Non-pharmaceutical products shall not be labeled with the common name of drugs, their instructions, labels and packaging identification shall not involve the indications of drugs or the content of the function. Article XIII of the medical institutions shall be equipped with and use of essential drugs in accordance with national regulations.
Medical institutions to provide patients with medicines should be based on the unit's physician's prescription. Patients request a paper prescription, medical institutions must provide.

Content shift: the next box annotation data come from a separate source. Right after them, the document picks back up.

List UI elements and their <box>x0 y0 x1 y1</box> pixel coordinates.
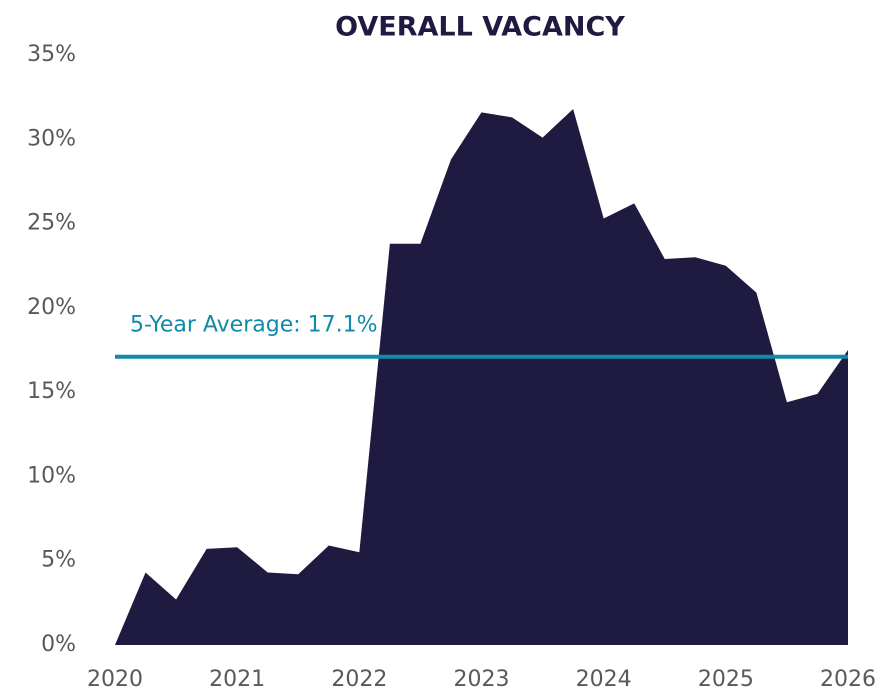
x-tick-label: 2022 <box>331 667 387 692</box>
x-tick-label: 2025 <box>698 667 754 692</box>
area <box>115 108 848 645</box>
y-tick-label: 35% <box>27 42 76 67</box>
y-tick-label: 15% <box>27 379 76 404</box>
y-tick-label: 25% <box>27 211 76 236</box>
x-tick-label: 2026 <box>820 667 876 692</box>
y-tick-label: 0% <box>41 632 76 657</box>
y-tick-label: 5% <box>41 548 76 573</box>
y-tick-label: 20% <box>27 295 76 320</box>
chart-title: OVERALL VACANCY <box>335 12 625 43</box>
y-tick-label: 30% <box>27 126 76 151</box>
x-tick-label: 2020 <box>87 667 143 692</box>
y-tick-label: 10% <box>27 463 76 488</box>
x-tick-label: 2021 <box>209 667 265 692</box>
x-tick-label: 2023 <box>454 667 510 692</box>
average-label: 5-Year Average: 17.1% <box>130 313 378 338</box>
x-tick-label: 2024 <box>576 667 632 692</box>
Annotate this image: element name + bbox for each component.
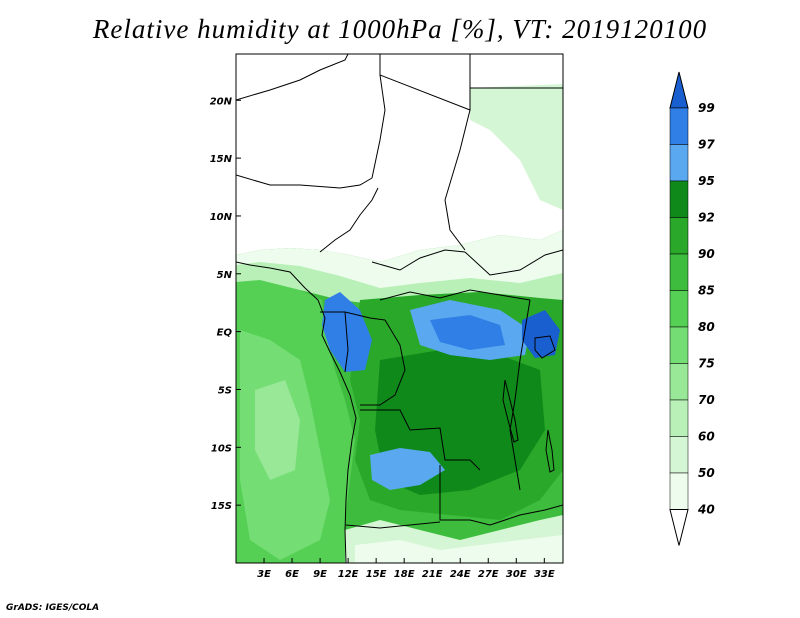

Medical institutions shall not sell or disguise the sale of drugs by mail, open counter self-selection, trial. Article XIV of the use of drugs set up by the pharmacy or medicine cabinet, shall have the appropriate personnel, premises, equipment, storage facilities, sanitary environment and other conditions to ensure the safety of patients with medication, and to comply with the relevant competent departments of the provincial people's government formulated the quality of the use of medicines management standards. Article XV of the drug retail enterprises and drug use units to dispense drugs, packaging materials, containers and working environment, shall meet the health and quality and safety requirements of drugs.
Pharmaceutical retailers and pharmaceutical units of the smallest package of drugs zero, should make a good record of zero, and will be packaged, labeled and instructions to save until the sale or use of drugs finished. Drugs after the fragmentation of the contents or the surface of the packaging should indicate the generic name of the drug, dosage form, specifications, batch number, usage, dosage, duration of use and other content.